= Imago Théâtre (Montreal, Quebec) =

Feminist theatre company in Monetral, Quebec

Imago Théâtre is a professional feminist theatre company based in Montreal, Canada. The company was founded in 1987 by Andres Hausmann, Ray Tomalty, and Kelly Patterson, and is now led by its current Artistic and Executive Director, Krista Jackson.

The theatre uses a Pay-What-You-Decide model wherein theatergoers at Imago are allowed to choose their own custom price for their entertainment after they are done with what they signed up for.

== History ==
Imago was originally led under Andres Haussman, who had a focus on showing experimental bilingual creations at the theatre and abroad, but was later led by many other people, including Clare Schapiro who changed the theatre's focus from bilingual creations to stories about the experiences of women.

In 2013, Micheline Chevrier became the Artistic and Executive Director of Imago. Under Chevrier’s leadership, Imago officially became a feminist and artist-run theatre company. Its work from then on surrounded questions about human nature, climate change, politics, power dynamics, and the treatment of women and marginalized groups in society.

In 2022 the company announced the appointment of Krista Jackson as the new Artistic and Executive Director.

== Programming ==
=== Productions ===
Imago has presented a variety of plays, early years of the company saw interpretations of plays by Samuel Beckett (The Shorter Plays and Conversation), Harold Pinter (Other Plays and Pinteriana), Milan Kundera (Jacques and His Master), Heiner Müller (Quartet) and a collective creation about the invention of the atomic bomb, Incandescent (which played in both French and English).

Imago presents their productions at a variety of Montreal performing arts spaces, including Centaur Theatre, The Segal Centre for the Performing Arts, Bain Mathieu, Theatre La Chappelle, Espace Go and the Monument-National’s Studio Hydro-Québec.

Notable Productions

Ana, By Clare Duffy (Scotland) and Pierre Yves Lemieux (Québec) Winter 2011 in Montreal, at Espace GO, Spring 2012, Scotland Tour (a co-production with Stellar Quines, Edinburgh).

If We Were Birds, by Erin Shields directed by Micheline Chevrier.

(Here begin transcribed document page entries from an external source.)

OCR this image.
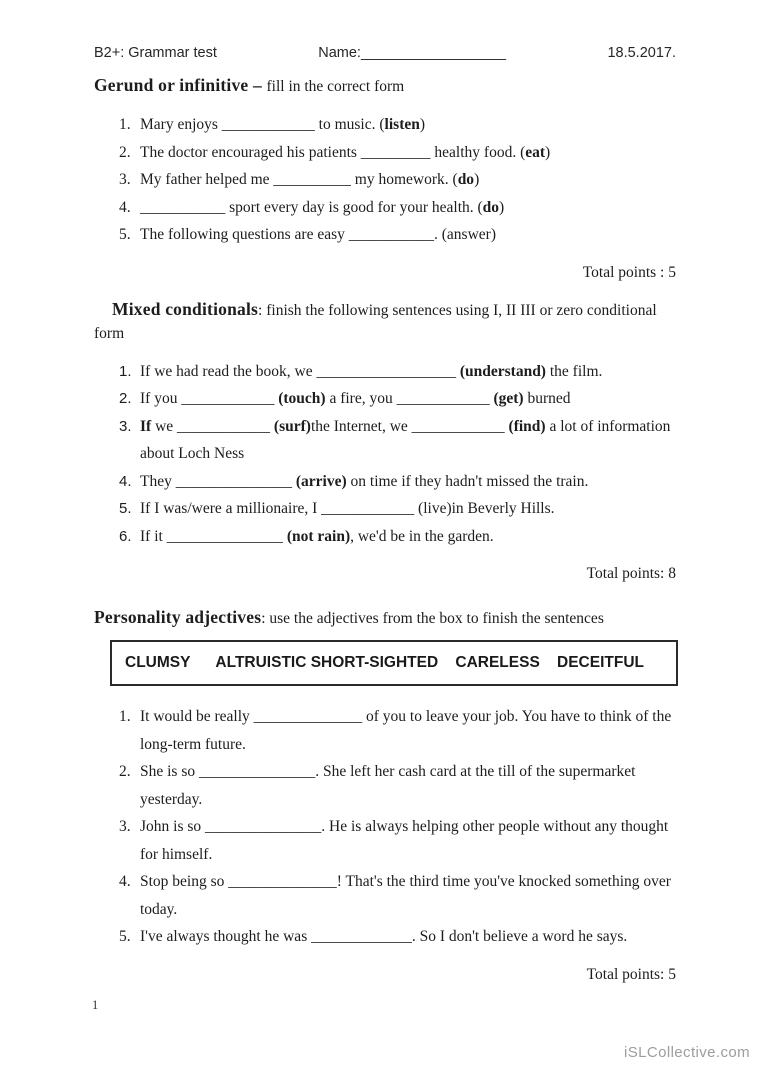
B2+: Grammar test	Name:__________________	18.5.2017.

Gerund or infinitive – fill in the correct form

1. Mary enjoys ____________ to music. (listen)
2. The doctor encouraged his patients _________ healthy food. (eat)
3. My father helped me __________ my homework. (do)
4. ___________ sport every day is good for your health. (do)
5. The following questions are easy ___________. (answer)

Total points : 5

Mixed conditionals: finish the following sentences using I, II III or zero conditional form

1. If we had read the book, we __________________ (understand) the film.
2. If you ____________ (touch) a fire, you ____________ (get) burned
3. If we ____________ (surf)the Internet, we ____________ (find) a lot of information about Loch Ness
4. They _______________ (arrive) on time if they hadn't missed the train.
5. If I was/were a millionaire, I ____________ (live)in Beverly Hills.
6. If it _______________ (not rain), we'd be in the garden.

Total points: 8

Personality adjectives: use the adjectives from the box to finish the sentences

CLUMSY      ALTRUISTIC SHORT-SIGHTED    CARELESS    DECEITFUL
1. It would be really ______________ of you to leave your job. You have to think of the long-term future.
2. She is so _______________. She left her cash card at the till of the supermarket yesterday.
3. John is so _______________. He is always helping other people without any thought for himself.
4. Stop being so ______________! That's the third time you've knocked something over today.
5. I've always thought he was _____________. So I don't believe a word he says.

Total points: 5

1
iSLCollective.com
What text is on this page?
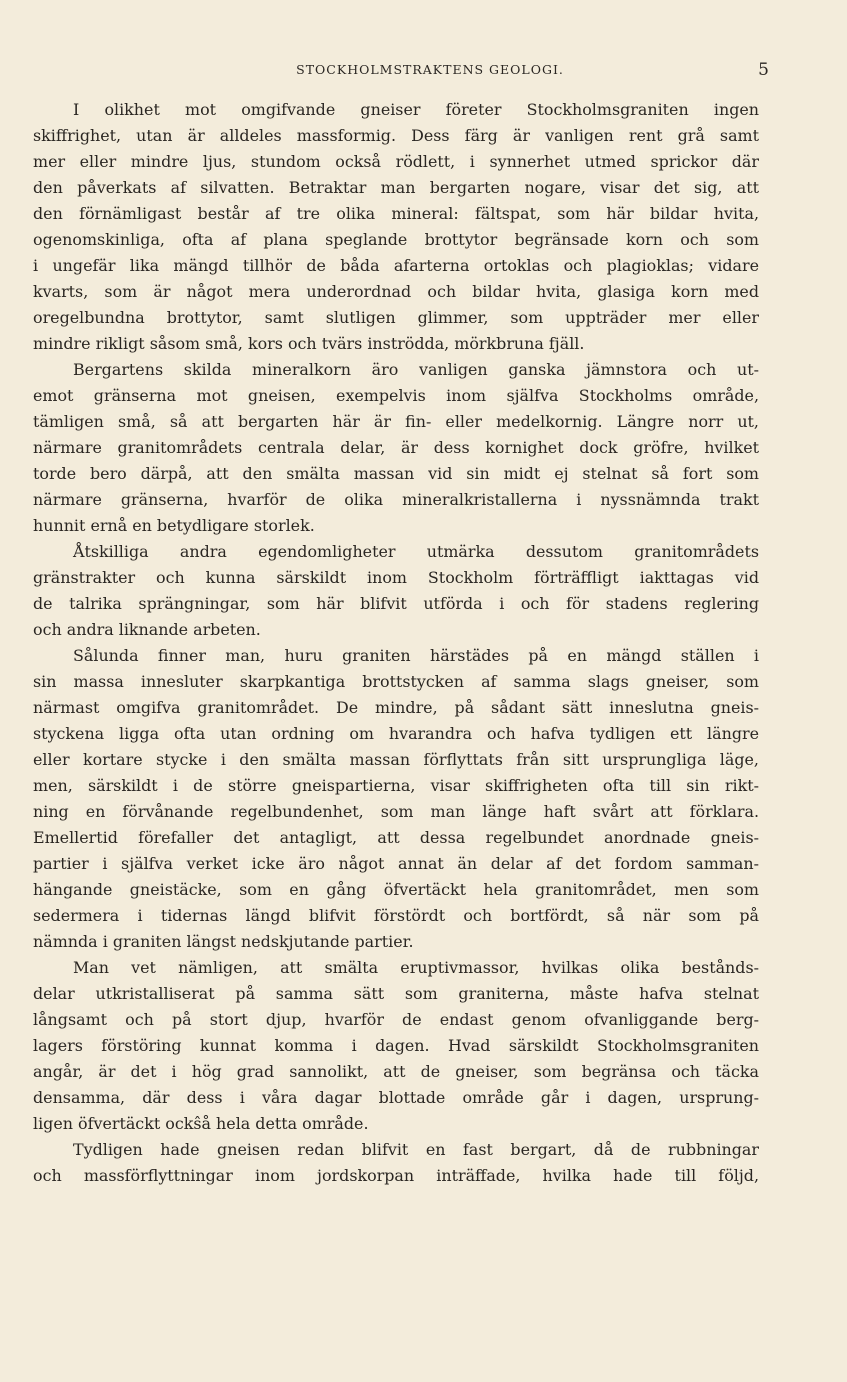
STOCKHOLMSTRAKTENS GEOLOGI.	5
I olikhet mot omgifvande gneiser företer Stockholmsgraniten ingen
skiffrighet, utan är alldeles massformig. Dess färg är vanligen rent grå samt
mer eller mindre ljus, stundom också rödlett, i synnerhet utmed sprickor där
den påverkats af silvatten. Betraktar man bergarten nogare, visar det sig, att
den förnämligast består af tre olika mineral: fältspat, som här bildar hvita,
ogenomskinliga, ofta af plana speglande brottytor begränsade korn och som
i ungefär lika mängd tillhör de båda afarterna ortoklas och plagioklas; vidare
kvarts, som är något mera underordnad och bildar hvita, glasiga korn med
oregelbundna brottytor, samt slutligen glimmer, som uppträder mer eller
mindre rikligt såsom små, kors och tvärs inströdda, mörkbruna fjäll.
Bergartens skilda mineralkorn äro vanligen ganska jämnstora och ut-
emot gränserna mot gneisen, exempelvis inom själfva Stockholms område,
tämligen små, så att bergarten här är fin- eller medelkornig. Längre norr ut,
närmare granitområdets centrala delar, är dess kornighet dock gröfre, hvilket
torde bero därpå, att den smälta massan vid sin midt ej stelnat så fort som
närmare gränserna, hvarför de olika mineralkristallerna i nyssnämnda trakt
hunnit ernå en betydligare storlek.
Åtskilliga andra egendomligheter utmärka dessutom granitområdets
gränstrakter och kunna särskildt inom Stockholm förträffligt iakttagas vid
de talrika sprängningar, som här blifvit utförda i och för stadens reglering
och andra liknande arbeten.
Sålunda finner man, huru graniten härstädes på en mängd ställen i
sin massa innesluter skarpkantiga brottstycken af samma slags gneiser, som
närmast omgifva granitområdet. De mindre, på sådant sätt inneslutna gneis-
styckena ligga ofta utan ordning om hvarandra och hafva tydligen ett längre
eller kortare stycke i den smälta massan förflyttats från sitt ursprungliga läge,
men, särskildt i de större gneispartierna, visar skiffrigheten ofta till sin rikt-
ning en förvånande regelbundenhet, som man länge haft svårt att förklara.
Emellertid förefaller det antagligt, att dessa regelbundet anordnade gneis-
partier i själfva verket icke äro något annat än delar af det fordom samman-
hängande gneistäcke, som en gång öfvertäckt hela granitområdet, men som
sedermera i tidernas längd blifvit förstördt och bortfördt, så när som på
nämnda i graniten längst nedskjutande partier.
Man vet nämligen, att smälta eruptivmassor, hvilkas olika bestånds-
delar utkristalliserat på samma sätt som graniterna, måste hafva stelnat
långsamt och på stort djup, hvarför de endast genom ofvanliggande berg-
lagers förstöring kunnat komma i dagen. Hvad särskildt Stockholmsgraniten
angår, är det i hög grad sannolikt, att de gneiser, som begränsa och täcka
densamma, där dess i våra dagar blottade område går i dagen, ursprung-
ligen öfvertäckt ockŝå hela detta område.
Tydligen hade gneisen redan blifvit en fast bergart, då de rubbningar
och massförflyttningar inom jordskorpan inträffade, hvilka hade till följd,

Fall 2013, at Centaur Theatre.

Intractable Woman, by Stefano Massini translated by Paula Wing, directed by Micheline Chevrier. Winter 2017, at Centaur Theatre.

Other People’s Children, by Hannah Moscovitch directed by Micheline Chevrier and  Amanda Goldberg (Assistant Director). Fall 2018, at the Centaur Theatre.

Persephone Bound, Created by Léda Davies and Jed Tomlinson. Additional text by Michaela Jeffery. A co-presentation with Geordie Theatre and Screaming Goats Collective, Fall 2019, at the DB Clarke Theatre.

The Tropic Of X, By Caridad Svich directed by Sophie Gee and Alessandra Tom (Assistant Director) Winter 2020, at the Centaur Theatre.

Okinum by Émilie Monnet, co-directed by Émilie Monnet and Emma Tibaldo. Co-production with Onishka at Centaur Theatre as a part of Brave New Looks 2021.

Foxfinder, by Dawn King directed by Cristina Cugliandro. Presented at Montreal, arts interculturels. Fall 2022.

Redbone Coonhound by Amy Lee Lavoie And Omari Newton directed by Micheline Chevrier and Kwaku Okyere. An Imago Theatre and Tarragon Theatre Co-Production. Winter 2023 at Théâtre Denise-Pelletier.

The Flood by Leah-Simone Bowen directed By Yvette Nolan. Presented at Centaur Theatre in February 2024.

=== ARTISTA ===
ARTISTA is a mentorship program for women, gender-diverse, transgender, and non-binary people, ages 17–22.

The goal of the program stated by Imago is to encourage participants to develop self confidence, artistic vocabulary, and gain a sense of community. They receive mentorship from professional artists (both local and national).

=== The Creators Circle ===
The Creator’s Circle brings together playwrights based in Montreal and nationally to workshop their plays in development and create a community space for artistic exchange. The plays and artists selected centralize questions of gender, while engaging in so-called 'radical' creation practices, according to Imago.

=== Nested Circles ===
Nested Circles is an artist residency program curated by Lindsay Lachance that pairs new artists with more experienced artists with the intention of the pair sharing and working on their individual projects with support from one another, according to Imago.

== Accessibility ==
Imago has produced digital productions for blind and visually impaired audiences. In 2022 Imago began including French subtitles at every performance to grow in popularity with Francophone audiences in the city. Imago also offers a mask mandatory performance during the run of their productions. Imago also operates on a Pay-What-You-Decide model that has customers choose their pricing after the fact instead of before what they watch.